The 6/9 chord is a pentad with a major triad joined by a sixth and ninth above the root, but no seventh. For example, C^{6/9} is C–E–G–A–D. It is not a tense chord requiring resolution, and is considered a substitute for the tonic in jazz. The minor 6/9 chord is a minor triad with an added 6th and 9th, evoking the Dorian mode, and is also suitable as a minor tonic in jazz.

The second degree is octave equivalent to the ninth. The ninth chord could be alternatively notated as seventh added second chord (C^{7add2}), from where omitting the 3rd produces the seventh suspended second chord (C^{7sus2}).

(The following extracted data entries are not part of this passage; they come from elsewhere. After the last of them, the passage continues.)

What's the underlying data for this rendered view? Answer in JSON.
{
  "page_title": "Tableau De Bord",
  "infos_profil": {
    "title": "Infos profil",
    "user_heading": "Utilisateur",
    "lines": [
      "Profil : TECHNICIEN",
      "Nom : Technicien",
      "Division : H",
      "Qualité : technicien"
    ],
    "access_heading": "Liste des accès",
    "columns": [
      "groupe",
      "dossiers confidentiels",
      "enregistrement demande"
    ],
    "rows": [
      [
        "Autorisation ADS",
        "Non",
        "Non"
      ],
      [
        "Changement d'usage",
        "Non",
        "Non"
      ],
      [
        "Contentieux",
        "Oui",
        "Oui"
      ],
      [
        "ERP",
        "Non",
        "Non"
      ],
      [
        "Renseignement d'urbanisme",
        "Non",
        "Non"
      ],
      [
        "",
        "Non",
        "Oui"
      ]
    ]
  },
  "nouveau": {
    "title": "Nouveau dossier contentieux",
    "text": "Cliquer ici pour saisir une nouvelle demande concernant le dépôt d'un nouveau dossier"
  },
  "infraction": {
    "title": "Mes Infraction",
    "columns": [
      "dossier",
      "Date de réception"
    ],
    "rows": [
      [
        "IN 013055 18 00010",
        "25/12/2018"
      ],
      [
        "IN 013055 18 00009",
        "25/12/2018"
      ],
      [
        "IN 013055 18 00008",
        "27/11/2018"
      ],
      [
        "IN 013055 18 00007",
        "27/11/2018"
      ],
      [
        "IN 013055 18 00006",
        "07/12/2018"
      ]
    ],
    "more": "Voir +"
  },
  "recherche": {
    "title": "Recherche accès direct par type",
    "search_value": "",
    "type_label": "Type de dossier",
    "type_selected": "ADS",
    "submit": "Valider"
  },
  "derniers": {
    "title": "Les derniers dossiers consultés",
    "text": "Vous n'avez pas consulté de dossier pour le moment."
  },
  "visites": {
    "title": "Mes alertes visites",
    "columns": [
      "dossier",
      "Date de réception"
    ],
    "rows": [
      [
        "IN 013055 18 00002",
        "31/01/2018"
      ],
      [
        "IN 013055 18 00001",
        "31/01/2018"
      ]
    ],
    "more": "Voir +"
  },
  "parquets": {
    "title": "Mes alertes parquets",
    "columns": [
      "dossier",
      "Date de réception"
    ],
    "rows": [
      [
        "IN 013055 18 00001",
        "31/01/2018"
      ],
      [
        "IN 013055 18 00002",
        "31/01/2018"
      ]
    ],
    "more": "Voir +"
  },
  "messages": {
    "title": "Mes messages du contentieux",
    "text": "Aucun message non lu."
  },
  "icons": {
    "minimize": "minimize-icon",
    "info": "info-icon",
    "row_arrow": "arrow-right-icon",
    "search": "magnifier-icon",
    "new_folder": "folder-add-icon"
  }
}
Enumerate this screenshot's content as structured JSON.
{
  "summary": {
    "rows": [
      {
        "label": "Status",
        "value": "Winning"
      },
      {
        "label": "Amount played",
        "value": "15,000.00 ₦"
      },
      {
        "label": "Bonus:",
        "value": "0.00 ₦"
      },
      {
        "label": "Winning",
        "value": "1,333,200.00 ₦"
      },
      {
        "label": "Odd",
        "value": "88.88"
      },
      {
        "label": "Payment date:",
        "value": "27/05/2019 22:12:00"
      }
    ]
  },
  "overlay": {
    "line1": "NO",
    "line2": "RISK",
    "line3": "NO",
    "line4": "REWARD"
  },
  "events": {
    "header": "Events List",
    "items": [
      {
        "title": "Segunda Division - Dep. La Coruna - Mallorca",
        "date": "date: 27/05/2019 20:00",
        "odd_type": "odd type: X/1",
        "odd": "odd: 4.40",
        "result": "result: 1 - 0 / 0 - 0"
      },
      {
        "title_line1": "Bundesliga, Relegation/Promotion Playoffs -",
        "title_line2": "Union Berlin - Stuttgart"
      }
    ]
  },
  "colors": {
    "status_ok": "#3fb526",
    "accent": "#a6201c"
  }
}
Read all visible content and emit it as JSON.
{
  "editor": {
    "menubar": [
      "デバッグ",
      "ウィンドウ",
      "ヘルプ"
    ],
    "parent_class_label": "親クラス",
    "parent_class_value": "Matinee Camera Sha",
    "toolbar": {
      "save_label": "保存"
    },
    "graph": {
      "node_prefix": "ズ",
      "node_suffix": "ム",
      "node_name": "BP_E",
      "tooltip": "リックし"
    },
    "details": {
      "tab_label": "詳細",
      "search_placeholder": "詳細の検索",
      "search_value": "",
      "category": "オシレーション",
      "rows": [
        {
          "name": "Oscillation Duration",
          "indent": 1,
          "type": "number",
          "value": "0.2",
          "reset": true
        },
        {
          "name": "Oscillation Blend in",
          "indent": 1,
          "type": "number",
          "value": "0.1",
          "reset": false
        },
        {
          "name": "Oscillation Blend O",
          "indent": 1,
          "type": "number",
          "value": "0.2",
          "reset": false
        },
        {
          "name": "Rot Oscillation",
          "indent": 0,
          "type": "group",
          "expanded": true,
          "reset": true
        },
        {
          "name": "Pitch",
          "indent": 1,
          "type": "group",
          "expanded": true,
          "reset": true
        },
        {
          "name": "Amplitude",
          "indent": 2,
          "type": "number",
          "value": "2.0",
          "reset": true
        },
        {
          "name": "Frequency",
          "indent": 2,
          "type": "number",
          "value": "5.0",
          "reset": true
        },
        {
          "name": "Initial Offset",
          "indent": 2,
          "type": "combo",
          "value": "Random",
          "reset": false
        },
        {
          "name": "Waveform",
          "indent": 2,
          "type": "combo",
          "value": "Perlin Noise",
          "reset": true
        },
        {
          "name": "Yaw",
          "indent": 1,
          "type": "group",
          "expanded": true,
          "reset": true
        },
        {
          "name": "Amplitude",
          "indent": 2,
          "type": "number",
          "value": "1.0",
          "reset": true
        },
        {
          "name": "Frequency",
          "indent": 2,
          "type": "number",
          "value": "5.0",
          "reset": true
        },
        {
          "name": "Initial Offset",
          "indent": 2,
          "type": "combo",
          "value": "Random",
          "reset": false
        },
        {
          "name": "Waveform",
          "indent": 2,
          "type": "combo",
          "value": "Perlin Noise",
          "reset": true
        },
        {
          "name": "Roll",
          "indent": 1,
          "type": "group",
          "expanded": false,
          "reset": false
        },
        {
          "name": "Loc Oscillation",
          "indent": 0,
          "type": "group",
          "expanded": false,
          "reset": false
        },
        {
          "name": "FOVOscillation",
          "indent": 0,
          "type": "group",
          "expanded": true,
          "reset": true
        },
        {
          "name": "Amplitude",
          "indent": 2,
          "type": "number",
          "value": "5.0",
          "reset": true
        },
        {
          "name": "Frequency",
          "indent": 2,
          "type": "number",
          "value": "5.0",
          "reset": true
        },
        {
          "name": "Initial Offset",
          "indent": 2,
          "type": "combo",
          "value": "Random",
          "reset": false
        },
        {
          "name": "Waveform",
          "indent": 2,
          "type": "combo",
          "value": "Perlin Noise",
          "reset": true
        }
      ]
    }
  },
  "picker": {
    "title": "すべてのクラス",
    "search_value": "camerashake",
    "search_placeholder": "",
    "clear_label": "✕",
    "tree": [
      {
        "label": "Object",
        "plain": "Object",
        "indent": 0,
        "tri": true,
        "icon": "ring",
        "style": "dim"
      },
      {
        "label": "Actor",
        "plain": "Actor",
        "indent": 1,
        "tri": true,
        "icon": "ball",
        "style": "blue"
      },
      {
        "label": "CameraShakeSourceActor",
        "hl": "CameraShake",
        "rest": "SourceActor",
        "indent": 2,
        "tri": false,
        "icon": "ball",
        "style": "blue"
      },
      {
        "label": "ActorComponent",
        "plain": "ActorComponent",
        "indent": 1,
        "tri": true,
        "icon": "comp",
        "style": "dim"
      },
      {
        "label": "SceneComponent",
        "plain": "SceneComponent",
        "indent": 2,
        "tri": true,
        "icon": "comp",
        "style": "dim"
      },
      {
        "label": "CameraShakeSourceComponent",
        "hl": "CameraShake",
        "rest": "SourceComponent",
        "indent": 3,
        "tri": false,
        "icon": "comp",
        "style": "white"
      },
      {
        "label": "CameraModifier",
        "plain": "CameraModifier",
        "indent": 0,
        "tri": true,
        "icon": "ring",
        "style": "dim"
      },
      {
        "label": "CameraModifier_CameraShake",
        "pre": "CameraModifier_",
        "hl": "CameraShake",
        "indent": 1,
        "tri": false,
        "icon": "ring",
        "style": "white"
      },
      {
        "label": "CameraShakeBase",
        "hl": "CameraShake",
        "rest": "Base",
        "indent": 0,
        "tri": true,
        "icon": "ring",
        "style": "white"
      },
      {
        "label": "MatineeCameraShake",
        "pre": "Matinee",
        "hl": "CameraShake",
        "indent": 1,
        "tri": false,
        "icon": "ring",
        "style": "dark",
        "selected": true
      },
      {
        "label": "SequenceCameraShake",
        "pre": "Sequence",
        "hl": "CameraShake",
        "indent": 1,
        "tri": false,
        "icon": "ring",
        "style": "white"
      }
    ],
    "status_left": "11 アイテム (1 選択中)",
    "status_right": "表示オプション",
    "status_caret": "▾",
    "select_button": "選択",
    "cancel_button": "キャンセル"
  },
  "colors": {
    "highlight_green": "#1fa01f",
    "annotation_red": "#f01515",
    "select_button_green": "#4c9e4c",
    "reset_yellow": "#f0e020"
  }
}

An add9 chord, or added ninth chord, is any chord with an added ninth – C^{add9} consists of C, E, G and D, Cm^{add9} consists of C, E flat, G, and D, Cdim^{add9} consists of C, E flat, G flat, and D, etc. Added ninth chords differ from other ninth chords because the seventh is not necessarily included. An add9 can also be added to an interval, like a C5, resulting in a C5^{add9} chord which consists of C and G (C5) with D as an added 9 (C, G, D). Note that if the note is within an octave from the root, it is a second, not a ninth. In the case of C, D, G, within a fifth rather than spanning a ninth, this is a C^{sus2} chord, where the second, D, replaces the third, E (C, D, G instead of C, E, G).